Boyle and his family have a rich history within LMU athletics.

Two of Boyle’s grandchildren, Chris and Scott Walter, followed their grandfather’s footsteps and had success as LMU student athletes.

Chris was a four-team All-WCC (West Coast Conference) selection for the LMU men’s soccer program from 1993 to 1996, earning honorable mention all four years on his way to setting the career record for saves with 410.

Scott was part of three straight WCC championship teams for the LMU baseball program.

A three-time first-team All-WCC selection, Scott’s name is throughout the LMU record books, earning WCC Freshman of the Year and WCC Player of the Year honors in 1998.

He finished his career as a third-team All-American in 2000.

Contributions in Hugh’s memory may be made to the LMU Athletic Department, 1 LMU Drive, Westchester 90045.

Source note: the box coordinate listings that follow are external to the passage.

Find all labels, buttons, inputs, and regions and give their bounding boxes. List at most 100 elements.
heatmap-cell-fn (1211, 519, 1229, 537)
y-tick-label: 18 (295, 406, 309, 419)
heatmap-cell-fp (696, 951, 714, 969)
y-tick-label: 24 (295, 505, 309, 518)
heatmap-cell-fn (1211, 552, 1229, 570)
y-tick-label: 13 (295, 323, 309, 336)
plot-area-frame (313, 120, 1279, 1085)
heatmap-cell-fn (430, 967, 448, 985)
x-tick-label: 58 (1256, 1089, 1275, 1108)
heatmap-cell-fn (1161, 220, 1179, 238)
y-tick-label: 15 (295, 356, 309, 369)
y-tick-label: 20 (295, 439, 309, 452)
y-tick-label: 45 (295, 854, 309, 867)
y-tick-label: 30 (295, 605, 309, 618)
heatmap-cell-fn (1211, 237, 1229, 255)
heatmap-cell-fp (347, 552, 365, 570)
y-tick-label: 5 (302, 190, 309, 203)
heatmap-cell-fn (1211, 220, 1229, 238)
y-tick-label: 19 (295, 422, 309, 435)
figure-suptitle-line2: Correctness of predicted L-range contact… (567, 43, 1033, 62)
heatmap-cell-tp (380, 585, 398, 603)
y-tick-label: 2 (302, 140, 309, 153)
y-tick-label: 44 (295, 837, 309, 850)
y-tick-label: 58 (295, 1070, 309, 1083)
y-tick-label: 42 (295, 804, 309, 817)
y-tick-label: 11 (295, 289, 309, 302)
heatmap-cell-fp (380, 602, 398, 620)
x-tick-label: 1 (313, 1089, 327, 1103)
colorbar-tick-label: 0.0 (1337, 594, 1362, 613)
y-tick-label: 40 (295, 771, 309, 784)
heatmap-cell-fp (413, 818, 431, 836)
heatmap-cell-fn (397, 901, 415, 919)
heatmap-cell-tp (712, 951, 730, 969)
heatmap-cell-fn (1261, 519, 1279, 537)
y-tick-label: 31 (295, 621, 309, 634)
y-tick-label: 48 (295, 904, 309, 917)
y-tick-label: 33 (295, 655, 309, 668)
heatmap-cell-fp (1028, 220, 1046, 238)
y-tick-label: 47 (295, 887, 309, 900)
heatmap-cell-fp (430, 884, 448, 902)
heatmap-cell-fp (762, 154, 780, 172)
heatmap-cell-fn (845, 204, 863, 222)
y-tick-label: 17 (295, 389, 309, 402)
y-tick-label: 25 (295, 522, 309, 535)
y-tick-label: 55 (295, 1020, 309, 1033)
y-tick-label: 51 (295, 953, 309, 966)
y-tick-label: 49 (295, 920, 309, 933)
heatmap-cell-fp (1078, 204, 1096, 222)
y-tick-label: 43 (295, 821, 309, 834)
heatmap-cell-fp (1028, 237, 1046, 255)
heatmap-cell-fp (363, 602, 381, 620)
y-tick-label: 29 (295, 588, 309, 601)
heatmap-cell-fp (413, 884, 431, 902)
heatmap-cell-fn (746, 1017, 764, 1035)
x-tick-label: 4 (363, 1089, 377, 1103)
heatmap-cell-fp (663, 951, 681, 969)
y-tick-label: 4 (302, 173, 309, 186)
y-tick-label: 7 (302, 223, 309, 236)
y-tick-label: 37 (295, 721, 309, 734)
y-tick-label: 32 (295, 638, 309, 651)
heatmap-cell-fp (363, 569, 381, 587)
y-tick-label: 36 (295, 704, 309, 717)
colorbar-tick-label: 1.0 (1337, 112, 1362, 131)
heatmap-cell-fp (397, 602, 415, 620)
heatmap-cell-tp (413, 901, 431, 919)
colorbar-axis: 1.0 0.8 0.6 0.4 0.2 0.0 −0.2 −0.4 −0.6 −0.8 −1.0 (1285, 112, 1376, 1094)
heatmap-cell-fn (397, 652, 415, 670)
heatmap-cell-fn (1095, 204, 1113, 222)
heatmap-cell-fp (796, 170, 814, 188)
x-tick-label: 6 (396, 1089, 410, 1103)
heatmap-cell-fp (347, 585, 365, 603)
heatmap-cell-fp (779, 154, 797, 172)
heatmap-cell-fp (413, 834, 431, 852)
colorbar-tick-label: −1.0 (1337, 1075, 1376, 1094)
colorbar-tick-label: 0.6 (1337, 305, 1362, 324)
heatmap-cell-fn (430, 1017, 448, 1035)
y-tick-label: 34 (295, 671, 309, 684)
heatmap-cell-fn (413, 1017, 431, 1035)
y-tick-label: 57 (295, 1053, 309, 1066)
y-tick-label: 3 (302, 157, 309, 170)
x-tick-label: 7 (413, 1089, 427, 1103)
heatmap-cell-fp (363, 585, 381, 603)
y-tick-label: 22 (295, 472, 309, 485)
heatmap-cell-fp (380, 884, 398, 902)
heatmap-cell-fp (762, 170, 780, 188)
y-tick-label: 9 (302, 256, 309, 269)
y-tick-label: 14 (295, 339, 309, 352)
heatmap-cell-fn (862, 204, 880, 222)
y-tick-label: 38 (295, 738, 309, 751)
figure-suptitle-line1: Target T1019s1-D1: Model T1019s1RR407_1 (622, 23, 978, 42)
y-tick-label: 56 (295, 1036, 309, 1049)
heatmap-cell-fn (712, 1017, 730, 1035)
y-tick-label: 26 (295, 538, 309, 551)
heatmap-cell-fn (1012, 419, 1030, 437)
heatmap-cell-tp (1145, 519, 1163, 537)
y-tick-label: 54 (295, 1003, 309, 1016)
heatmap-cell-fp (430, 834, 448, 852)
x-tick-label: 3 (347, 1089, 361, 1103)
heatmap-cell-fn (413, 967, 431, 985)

TRUDY RATZLAFF — While some parts of Los Angeles have no neighborhood feel at all, the residents of Westchester’s Henefer Avenue are keeping alive the neighborhood atmosphere that was en vogue when Trudy Ratzlaff, one of Westchester’s first homeowners, bought her house after World War II.

Ratzlaff, who picked out the first Westchester lot sold by the Nowell Brothers, recently turned 90 and her neighbors threw a party to help her celebrate.

Ratzlaff used to model for the Nowell Brothers’ real estate ads, and she and her husband filmed the construction of their house.

That film is now in the hands of the Westchester/Playa del Rey Historical Society.

“With all the bad things we read about Los Angeles, it’s nice to know that Westchester, our little corner of Los Angeles, still has that small-town feel,” said John Ruhlen, one of the Henefer residents who helped Ratzlaff celebrate.

“Everyone should live on a street like this, where we really care for and look out for our neighbors,” Ruhlen said.

CORRECTION — Last week’s Off the Bluffs column indicated that Playa del Rey resident Monica Kahn would be receiving the American Cancer Society Lane Adams Quality of Life Award, a prestigious national prize for cancer caring, at a ceremony in June. In fact, Kahn was honored with that award last year.